Crypto Council for Innovation Ji Hun Kim called the hours-long meeting on Thursday, which started at 9 a.m. ET, “constructive.”
Thursday’s meeting marks the third closed-door session convened by the White House between crypto advocates and banking groups as lawmakers wrestle with how to treat rewards on stablecoin holdings.
The White House hosted a third closed-door meeting on Thursday between crypto advocates and banking groups as negotiations over stablecoin yield continue to shape the fate of a broader crypto market structure bill.
Crypto Council for Innovation Ji Hun Kim called the hours-long meeting on Thursday, which started at 9 a.m. ET, "constructive."
The conversation built upon previous meetings to establish a framework that serves American consumers while reinforcing U.S. competitiveness," he said. "More to come to build upon today’s progress,” he added.
Coinbase Chief Legal Officer Paul Grewal struck a similar tone in a post on X, writing that “the dialogue was constructive and the tone cooperative” and adding: “More to come.”
Thursday’s meeting marks the third closed-door session convened by the White House between crypto advocates and banking groups as lawmakers wrestle with how to treat rewards on stablecoin holdings — one of the final sticking points in broader crypto legislation.
One source familiar with the meetings told the Block that the White House appeared intent on keeping participants there “until a deal is made.” The same source later said no compromise was reached.
A separate source familiar said that the White House proposed principles during the meeting whereby companies, including Coinbase, can offer or pay rewards for activities, including balances. Those were discussed during the meeting, the source familiar said.
It is unclear when there will be another meeting, but the source said it is up to the banks now.
Attendees include Ripple, the Blockchain Association, Crypto Council for Innovation and major bank trade associations.
"I expect conversation will continue," the source said.
The issue was addressed in a stablecoin law known as GENIUS, which passed over the summer and bars stablecoin issuers from paying direct interest to stablecoin holders. The law does not prohibit third-party platforms such as Coinbase from offering rewards.
Banks have argued that allowing yields would drain deposits from traditional institutions and hurt community banks, while crypto firms have said restricting such yields would stifle innovation.

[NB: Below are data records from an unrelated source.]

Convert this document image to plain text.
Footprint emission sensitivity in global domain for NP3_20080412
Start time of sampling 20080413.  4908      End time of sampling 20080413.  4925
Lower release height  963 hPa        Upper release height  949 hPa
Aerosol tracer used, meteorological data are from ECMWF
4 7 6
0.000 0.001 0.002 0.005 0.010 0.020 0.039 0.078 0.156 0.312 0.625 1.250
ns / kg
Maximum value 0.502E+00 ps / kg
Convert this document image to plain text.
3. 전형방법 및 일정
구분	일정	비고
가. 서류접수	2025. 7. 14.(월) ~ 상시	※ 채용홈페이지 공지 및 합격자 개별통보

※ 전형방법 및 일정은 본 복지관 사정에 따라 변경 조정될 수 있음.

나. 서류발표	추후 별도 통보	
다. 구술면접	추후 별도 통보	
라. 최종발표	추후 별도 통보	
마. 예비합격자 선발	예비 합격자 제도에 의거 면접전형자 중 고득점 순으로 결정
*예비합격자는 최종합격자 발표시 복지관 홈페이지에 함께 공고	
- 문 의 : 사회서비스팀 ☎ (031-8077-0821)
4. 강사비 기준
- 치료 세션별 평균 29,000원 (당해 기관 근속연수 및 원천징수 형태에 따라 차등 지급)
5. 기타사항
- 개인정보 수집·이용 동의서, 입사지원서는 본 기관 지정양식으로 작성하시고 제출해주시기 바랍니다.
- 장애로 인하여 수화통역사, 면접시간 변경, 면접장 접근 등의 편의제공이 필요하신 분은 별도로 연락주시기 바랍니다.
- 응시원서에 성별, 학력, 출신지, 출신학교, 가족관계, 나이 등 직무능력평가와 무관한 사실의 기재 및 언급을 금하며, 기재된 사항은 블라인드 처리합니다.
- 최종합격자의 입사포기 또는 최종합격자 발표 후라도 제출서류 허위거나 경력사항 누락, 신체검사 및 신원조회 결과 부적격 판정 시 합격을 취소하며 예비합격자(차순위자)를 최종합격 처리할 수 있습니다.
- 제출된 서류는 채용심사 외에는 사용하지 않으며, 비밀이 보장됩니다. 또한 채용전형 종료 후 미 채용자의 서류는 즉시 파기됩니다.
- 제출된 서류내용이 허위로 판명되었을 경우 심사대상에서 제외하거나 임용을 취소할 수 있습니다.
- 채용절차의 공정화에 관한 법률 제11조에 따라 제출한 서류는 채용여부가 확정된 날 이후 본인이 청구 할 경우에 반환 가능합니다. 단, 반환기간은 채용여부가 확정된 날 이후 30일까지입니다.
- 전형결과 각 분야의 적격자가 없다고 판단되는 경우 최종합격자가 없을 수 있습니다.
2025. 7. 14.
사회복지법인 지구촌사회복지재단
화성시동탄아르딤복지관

Lawmakers have been working to pass broad legislation that would divvy up jurisdiction over crypto between the Commodity Futures Trading Commission and the Securities and Exchange Commission and set forth new regulatory standards.
Coinbase has become central to the debate. The exchange pulled its support ahead of a hearing to vote on legislation in the Senate Banking Committee, citing stablecoin yields as one of its concerns
During last week's White House meeting, banks laid out a set of "prohibition principles" on yield and interest, calling for a broad ban on any financial or non-financial benefits tied to holding, owning, or using payment stablecoins, with strict enforcement, anti-evasion measures, and tight restrictions on marketing or representations that could imply yields resemble deposits or insured interest.
An amendment made to the Senate Banking Committee's draft would allow crypto exchanges to offer yield on stablecoins if the customer takes certain actions, like selling their stablecoins. However, yield cannot be earned if the stablecoin is just sitting in the customer's account.
Eyes are on the Senate Banking Committee to see what their next crypto bill draft will look like and when the next hearing will be to vote on the legislation
Crypto stakeholders strongly opposed those principles. The Digital Chamber later released its own framework, aligning more closely with the Senate Banking Committee’s draft and retaining a provision calling for a study two years after enactment to assess the impact on bank deposits.
On Thursday morning, Ripple CEO Brad Garlinghouse told Fox Business why he gave an 90% chance of a bill passing by the end of April, citing the White House meeting. "The White House is pushing hard on this, and I think that is a big reason why it will get done," Garlinghouse said
The Senate Agriculture Committee voted its version of a bill, though it did not receive Democratic support, with many voicing concern about a separate ongoing issue — President Donald Trump's conflicts of interest since he and his family have been involved in multiple crypto ventures
Last week, sources who spoke with The Block estimated the chances of a crypto market structure bill passing into law at between 25% and 60%. Sources also cited Trump's conflicts of interest and stablecoin yield as the two main roadblocks.
The chances of a bill passing have gone through a rollercoaster ride on predictions market Polymarket, ranging from as low as as 54% to 85% over the past few days. As of Thursday morning, the contract had settled to 72%.